The idea here is that both boards will fold up to the depth of the bilge runners. The forward board folded has six inches more depth than the runners with a metal strip on its edge, to hit the sand and instant before the runners. It pivots on a pin through the outer keel, that’s why the trunk can be so small. This makes two ad-vantages, but it means the keel must be about 4 inches thick.

Inside the cabin, the area for preparing food is forward. A small ledge comes off the forward board trunk upon which to sit. The bunk is no more than a thick mattress inside a 6 inch tall frame. Bunks on a board even with a cushion or mattress are not comfortable on your back at sea. They have to be built with some degree of give. This means springs or a pipe berth unless the mattress is thick. A berth 2 feet wide is not wide enough to get a good night’s sleep. In a small cruiser you don’t need a sink, just a big pan. A sink requires a hole in the hull; this is not a good idea in a small cruiser. The hull needs all the strength for its weight it can get. Concerning ice-chests, if you put it in the cabin the cabin’s heat due to cooking will ruin what the ice-chest is trying to do. Put the ice-chest under the cockpit seats if you can. It’s much easier to get at and it can be cleaned and aired much easier. A chest 12 inches by 12 inches by 3 feet will hold plenty.

A cruiser must have a tight seal. The cabin and all hatches have to be watertight. As long as water doesn’t get in a boat, it can be kept on its feet. The cockpit sole must really be about 10 inches above the load water-line for it to really drain; so many designs have cockpits that only drain when the boat is level. You won’t get that at sea.

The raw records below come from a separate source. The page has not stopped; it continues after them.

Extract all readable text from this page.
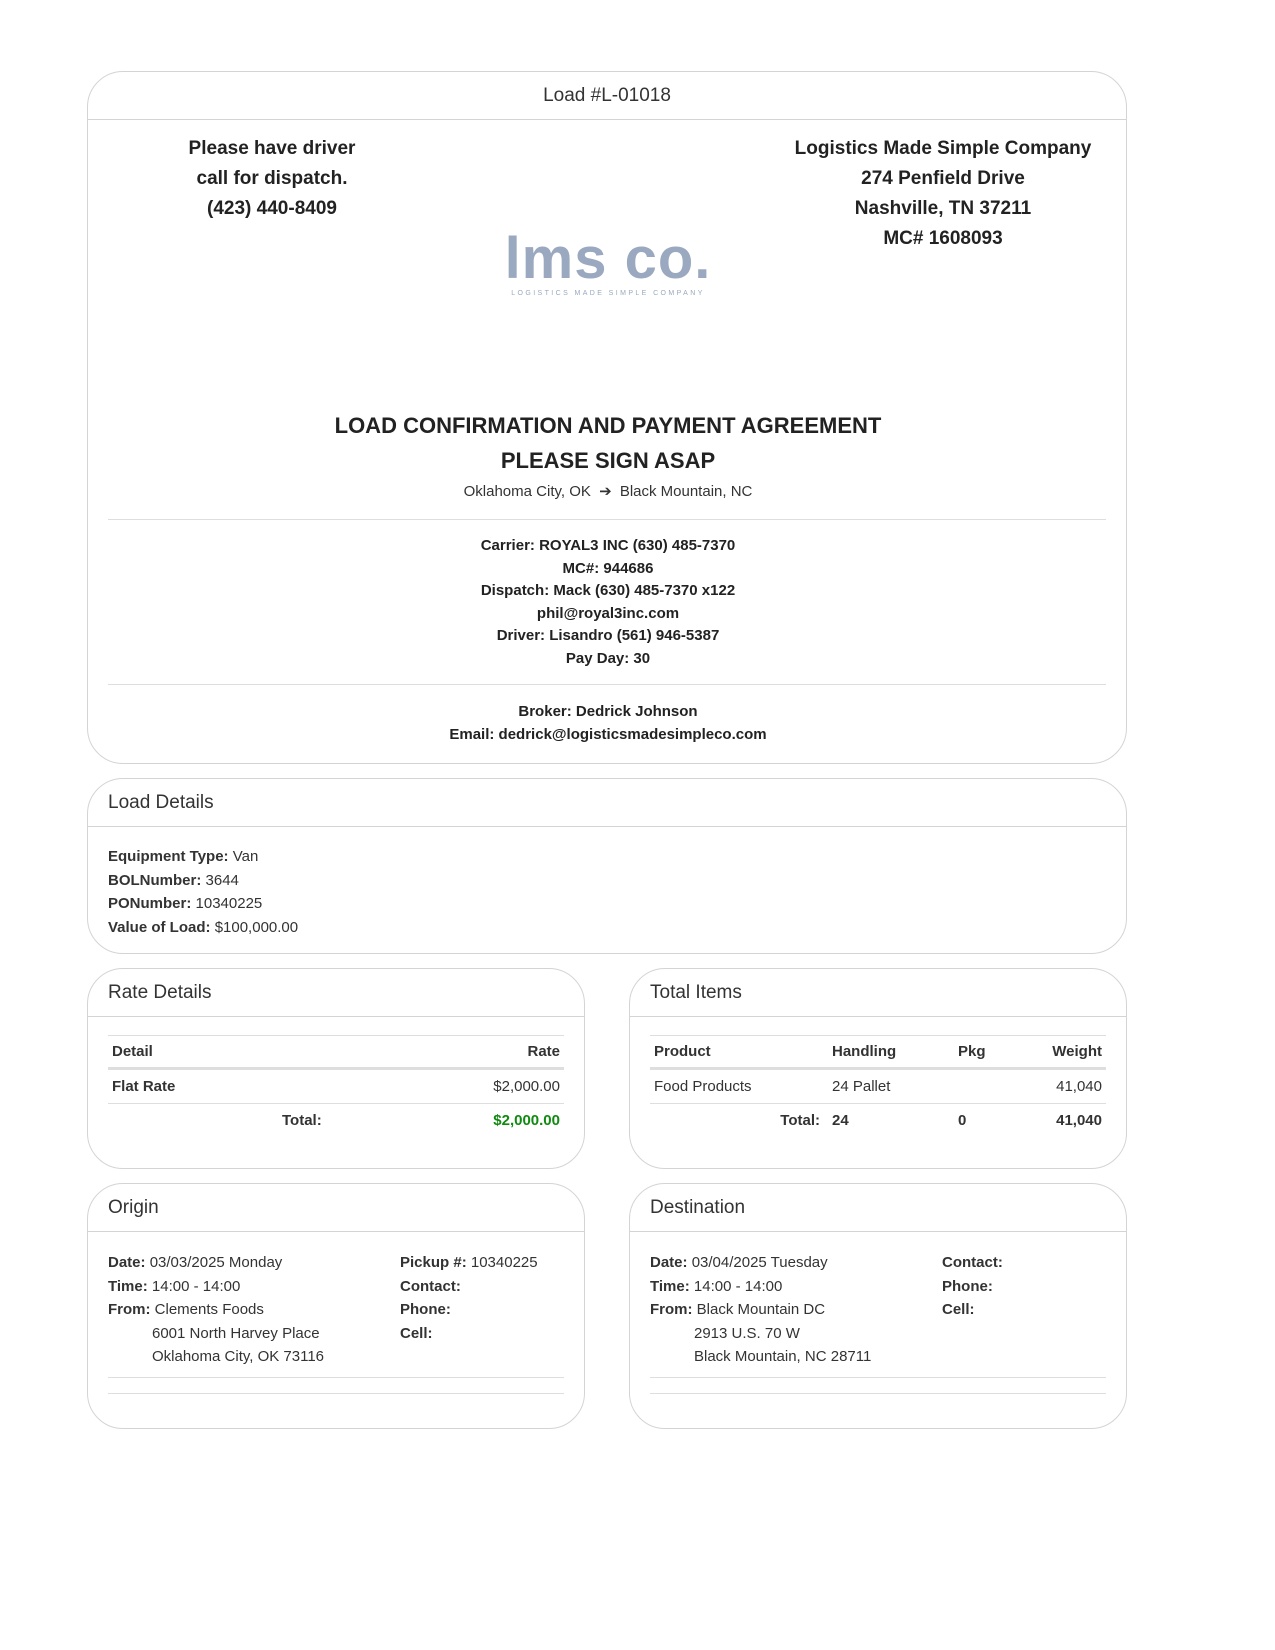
Load #L-01018
Please have driver
call for dispatch.
(423) 440-8409
Logistics Made Simple Company
274 Penfield Drive
Nashville, TN 37211
MC# 1608093
lms co.
LOGISTICS MADE SIMPLE COMPANY
LOAD CONFIRMATION AND PAYMENT AGREEMENT
PLEASE SIGN ASAP
Oklahoma City, OK ➔ Black Mountain, NC
Carrier: ROYAL3 INC (630) 485-7370
MC#: 944686
Dispatch: Mack (630) 485-7370 x122
phil@royal3inc.com
Driver: Lisandro (561) 946-5387
Pay Day: 30
Broker: Dedrick Johnson
Email: dedrick@logisticsmadesimpleco.com
Load Details
Equipment Type: Van
BOLNumber: 3644
PONumber: 10340225
Value of Load: $100,000.00
Rate Details
Detail	Rate
Flat Rate	$2,000.00
Total:	$2,000.00
Total Items
Product	Handling	Pkg	Weight
Food Products	24 Pallet		41,040
Total:	24	0	41,040
Origin
Date: 03/03/2025 Monday
Time: 14:00 - 14:00
From: Clements Foods
6001 North Harvey Place
Oklahoma City, OK 73116
Pickup #: 10340225
Contact:
Phone:
Cell:
Destination
Date: 03/04/2025 Tuesday
Time: 14:00 - 14:00
From: Black Mountain DC
2913 U.S. 70 W
Black Mountain, NC 28711
Contact:
Phone:
Cell:
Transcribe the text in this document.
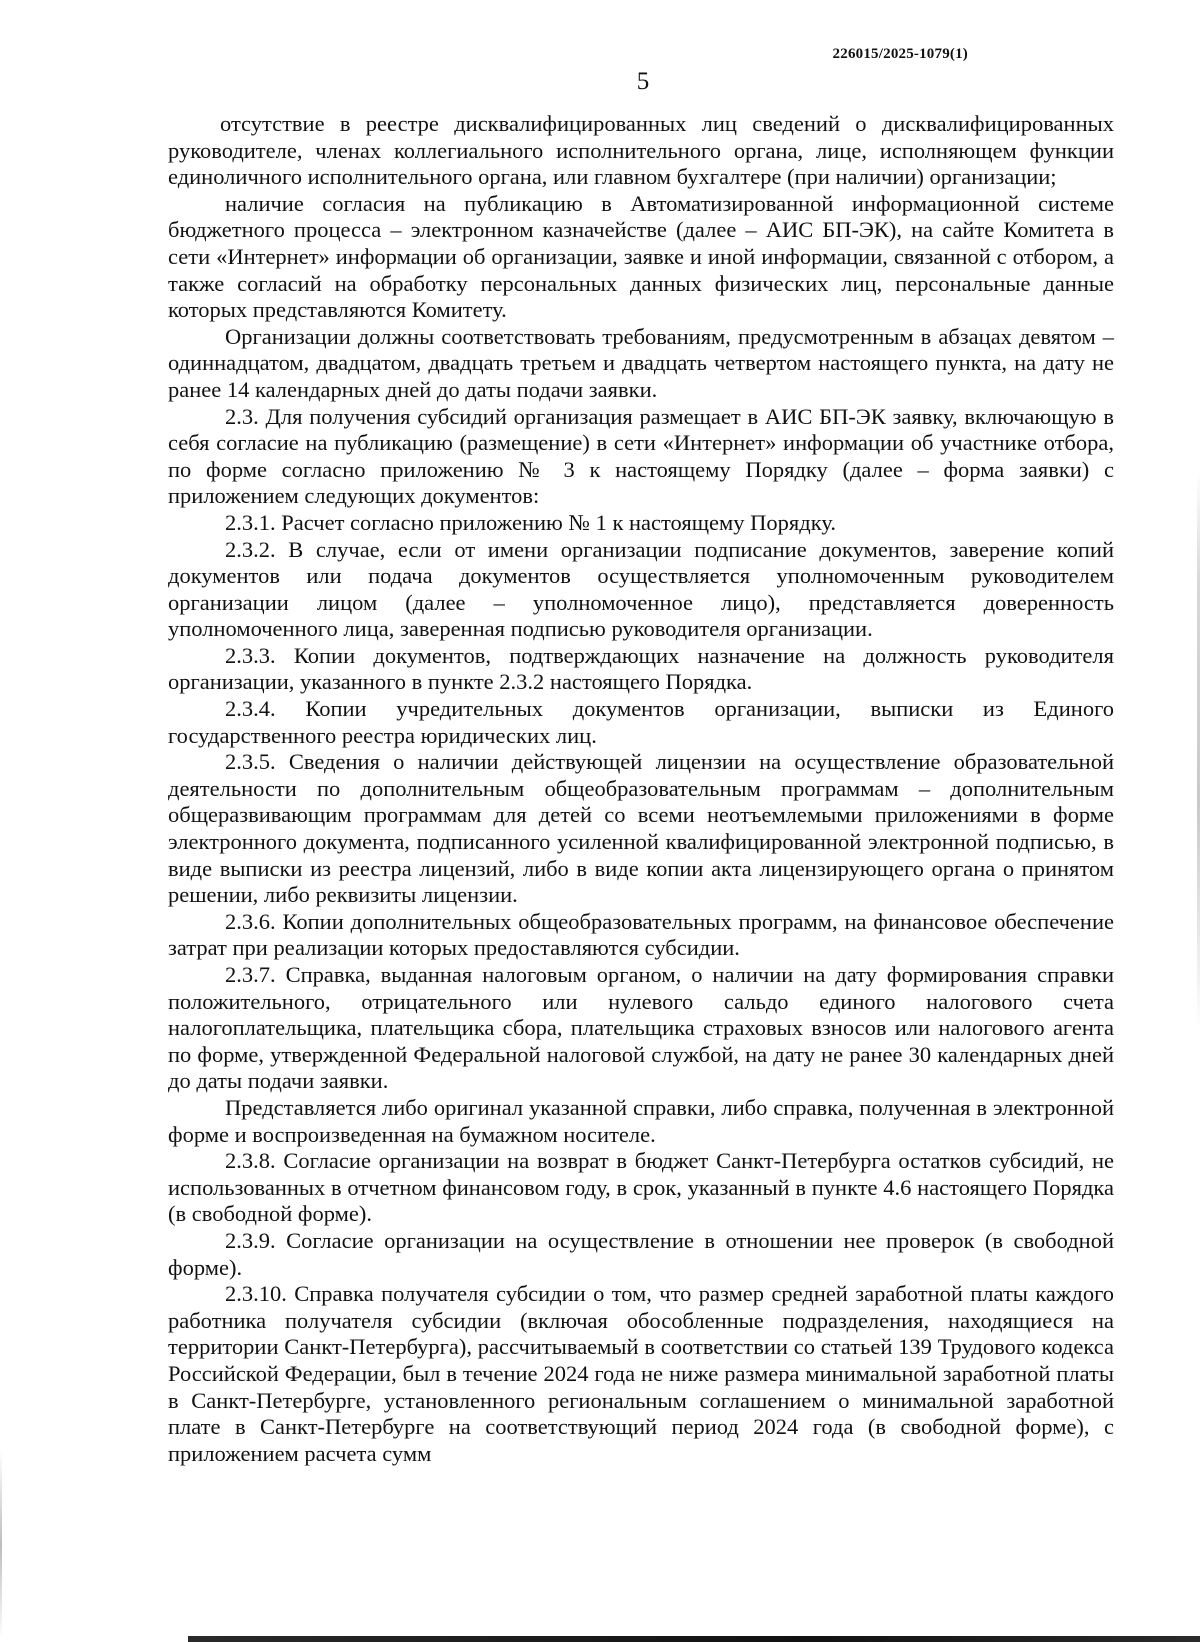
226015/2025-1079(1)
5

отсутствие в реестре дисквалифицированных лиц сведений о дисквалифицированных руководителе, членах коллегиального исполнительного органа, лице, исполняющем функции единоличного исполнительного органа, или главном бухгалтере (при наличии) организации;

наличие согласия на публикацию в Автоматизированной информационной системе бюджетного процесса – электронном казначействе (далее – АИС БП-ЭК), на сайте Комитета в сети «Интернет» информации об организации, заявке и иной информации, связанной с отбором, а также согласий на обработку персональных данных физических лиц, персональные данные которых представляются Комитету.

Организации должны соответствовать требованиям, предусмотренным в абзацах девятом – одиннадцатом, двадцатом, двадцать третьем и двадцать четвертом настоящего пункта, на дату не ранее 14 календарных дней до даты подачи заявки.

2.3. Для получения субсидий организация размещает в АИС БП-ЭК заявку, включающую в себя согласие на публикацию (размещение) в сети «Интернет» информации об участнике отбора, по форме согласно приложению № 3 к настоящему Порядку (далее – форма заявки) с приложением следующих документов:

2.3.1. Расчет согласно приложению № 1 к настоящему Порядку.

2.3.2. В случае, если от имени организации подписание документов, заверение копий документов или подача документов осуществляется уполномоченным руководителем организации лицом (далее – уполномоченное лицо), представляется доверенность уполномоченного лица, заверенная подписью руководителя организации.

2.3.3. Копии документов, подтверждающих назначение на должность руководителя организации, указанного в пункте 2.3.2 настоящего Порядка.

2.3.4. Копии учредительных документов организации, выписки из Единого государственного реестра юридических лиц.

2.3.5. Сведения о наличии действующей лицензии на осуществление образовательной деятельности по дополнительным общеобразовательным программам – дополнительным общеразвивающим программам для детей со всеми неотъемлемыми приложениями в форме электронного документа, подписанного усиленной квалифицированной электронной подписью, в виде выписки из реестра лицензий, либо в виде копии акта лицензирующего органа о принятом решении, либо реквизиты лицензии.

2.3.6. Копии дополнительных общеобразовательных программ, на финансовое обеспечение затрат при реализации которых предоставляются субсидии.

2.3.7. Справка, выданная налоговым органом, о наличии на дату формирования справки положительного, отрицательного или нулевого сальдо единого налогового счета налогоплательщика, плательщика сбора, плательщика страховых взносов или налогового агента по форме, утвержденной Федеральной налоговой службой, на дату не ранее 30 календарных дней до даты подачи заявки.

Представляется либо оригинал указанной справки, либо справка, полученная в электронной форме и воспроизведенная на бумажном носителе.

2.3.8. Согласие организации на возврат в бюджет Санкт-Петербурга остатков субсидий, не использованных в отчетном финансовом году, в срок, указанный в пункте 4.6 настоящего Порядка (в свободной форме).

2.3.9. Согласие организации на осуществление в отношении нее проверок (в свободной форме).

2.3.10. Справка получателя субсидии о том, что размер средней заработной платы каждого работника получателя субсидии (включая обособленные подразделения, находящиеся на территории Санкт-Петербурга), рассчитываемый в соответствии со статьей 139 Трудового кодекса Российской Федерации, был в течение 2024 года не ниже размера минимальной заработной платы в Санкт-Петербурге, установленного региональным соглашением о минимальной заработной плате в Санкт-Петербурге на соответствующий период 2024 года (в свободной форме), с приложением расчета сумм
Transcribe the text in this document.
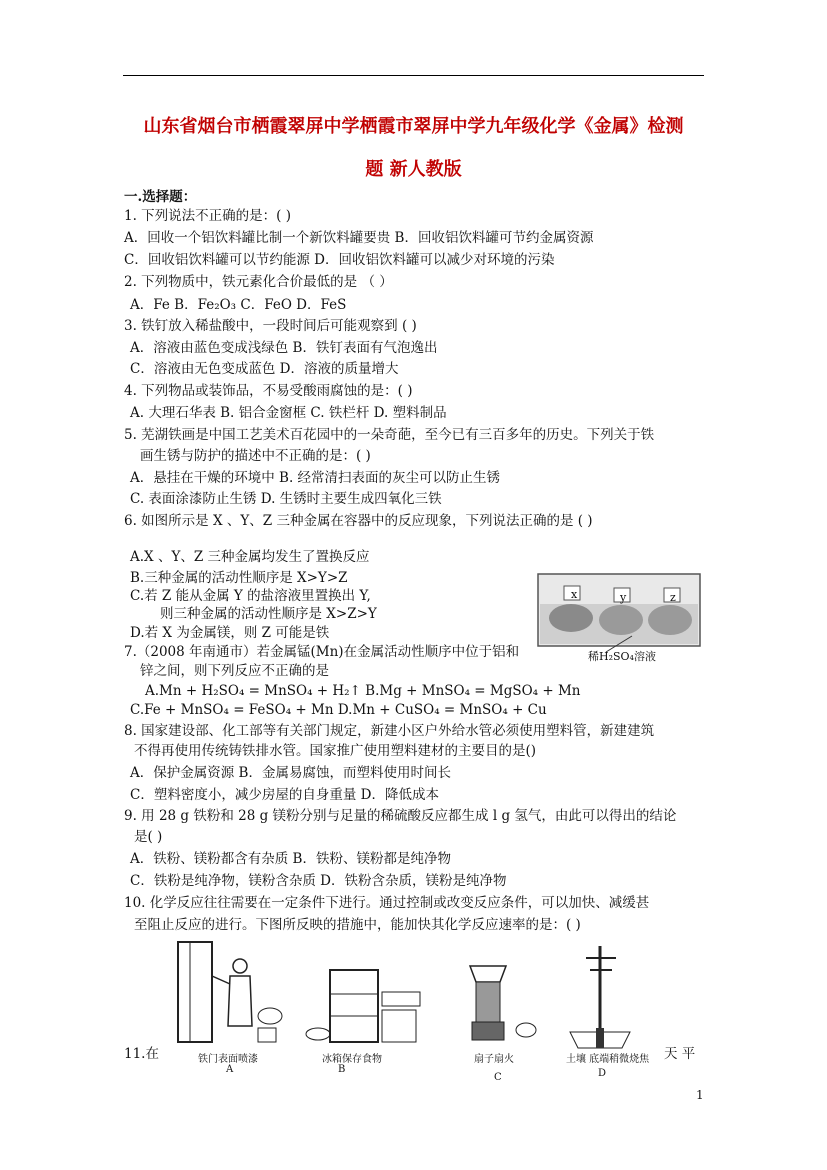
山东省烟台市栖霞翠屏中学栖霞市翠屏中学九年级化学《金属》检测
题 新人教版
一.选择题：
1. 下列说法不正确的是：( )
A．回收一个铝饮料罐比制一个新饮料罐要贵 B．回收铝饮料罐可节约金属资源
C．回收铝饮料罐可以节约能源 D．回收铝饮料罐可以减少对环境的污染
2. 下列物质中，铁元素化合价最低的是 （ ）
A．Fe B．Fe₂O₃ C．FeO D．FeS
3. 铁钉放入稀盐酸中，一段时间后可能观察到 ( )
A．溶液由蓝色变成浅绿色 B．铁钉表面有气泡逸出
C．溶液由无色变成蓝色 D．溶液的质量增大
4. 下列物品或装饰品，不易受酸雨腐蚀的是：( )
A. 大理石华表 B. 铝合金窗框 C. 铁栏杆 D. 塑料制品
5. 芜湖铁画是中国工艺美术百花园中的一朵奇葩，至今已有三百多年的历史。下列关于铁
画生锈与防护的描述中不正确的是：( )
A．悬挂在干燥的环境中 B. 经常清扫表面的灰尘可以防止生锈
C. 表面涂漆防止生锈 D. 生锈时主要生成四氧化三铁
6. 如图所示是 X 、Y、Z 三种金属在容器中的反应现象，下列说法正确的是 ( )
A.X 、Y、Z 三种金属均发生了置换反应
B.三种金属的活动性顺序是 X>Y>Z
C.若 Z 能从金属 Y 的盐溶液里置换出 Y,
则三种金属的活动性顺序是 X>Z>Y
D.若 X 为金属镁，则 Z 可能是铁
x	y	z
稀H₂SO₄溶液
7.（2008 年南通市）若金属锰(Mn)在金属活动性顺序中位于铝和
锌之间，则下列反应不正确的是
A.Mn + H₂SO₄ = MnSO₄ + H₂↑ B.Mg + MnSO₄ = MgSO₄ + Mn
C.Fe + MnSO₄ = FeSO₄ + Mn D.Mn + CuSO₄ = MnSO₄ + Cu
8. 国家建设部、化工部等有关部门规定，新建小区户外给水管必须使用塑料管，新建建筑
不得再使用传统铸铁排水管。国家推广使用塑料建材的主要目的是()
A．保护金属资源 B．金属易腐蚀，而塑料使用时间长
C．塑料密度小，减少房屋的自身重量 D．降低成本
9. 用 28 g 铁粉和 28 g 镁粉分别与足量的稀硫酸反应都生成 l g 氢气，由此可以得出的结论
是( )
A．铁粉、镁粉都含有杂质 B．铁粉、镁粉都是纯净物
C．铁粉是纯净物，镁粉含杂质 D．铁粉含杂质，镁粉是纯净物
10. 化学反应往往需要在一定条件下进行。通过控制或改变反应条件，可以加快、减缓甚
至阻止反应的进行。下图所反映的措施中，能加快其化学反应速率的是：( )
铁门表面喷漆	冰箱保存食物	扇子扇火	土壤 底端稍微烧焦
A	B
C	D
11.在	天 平
1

A high freeboard can prevent a sea from entering the cockpit and cabin, but the coaming will have to be carried well aft to guide the water around the cockpit. You have to look at the boat’s deck and rail when it is heeled. Does it lead the water out the stern or into the cockpit? The scuppers need to be aft, otherwise the water will always be sloshing forward at the cabin door. Actually, a little tumblehome is better than a bulwark or high rails. And the cabin door HAS to be watertight unless you have a bridge deck.

This is a schooner designed in the 1930s. Look at the size of that coaming. You’d have to hire a burro to get over that. But any wave over the topside is going to get run a) to the scuppers above the rudder post. The coaming gives some shade, some protection from the wind and a feeling of enclosure.

Finally, lashing the boom. You’ll be shortening sail at sea. That means the boat will get thrown around while you’re trying to control the boom. You can get knocked overboard unless you have a way to lash down the boom while you’re working. At sea a boom getting tossed like Marilyn Monroe’s skirt in that picture is a threat. If your cruiser is too small for a crutch, use rope lashings until the sail is down or up.

Now since I’m no designer, don’t build this--you’re probably cackling over the thought that you ever would. What I am recommending is a heavy double-ender; a fairly low aspect set of sails that can be altered for wind conditions; have enough wetted surface to ride out a blow; light and ventilation; use wood joinery instead of glue when you can; a narrow cabin with handholds is safer; no mast in the cabin; and finally use one of the Duckworks designers--I deny all alleged wrongdoing.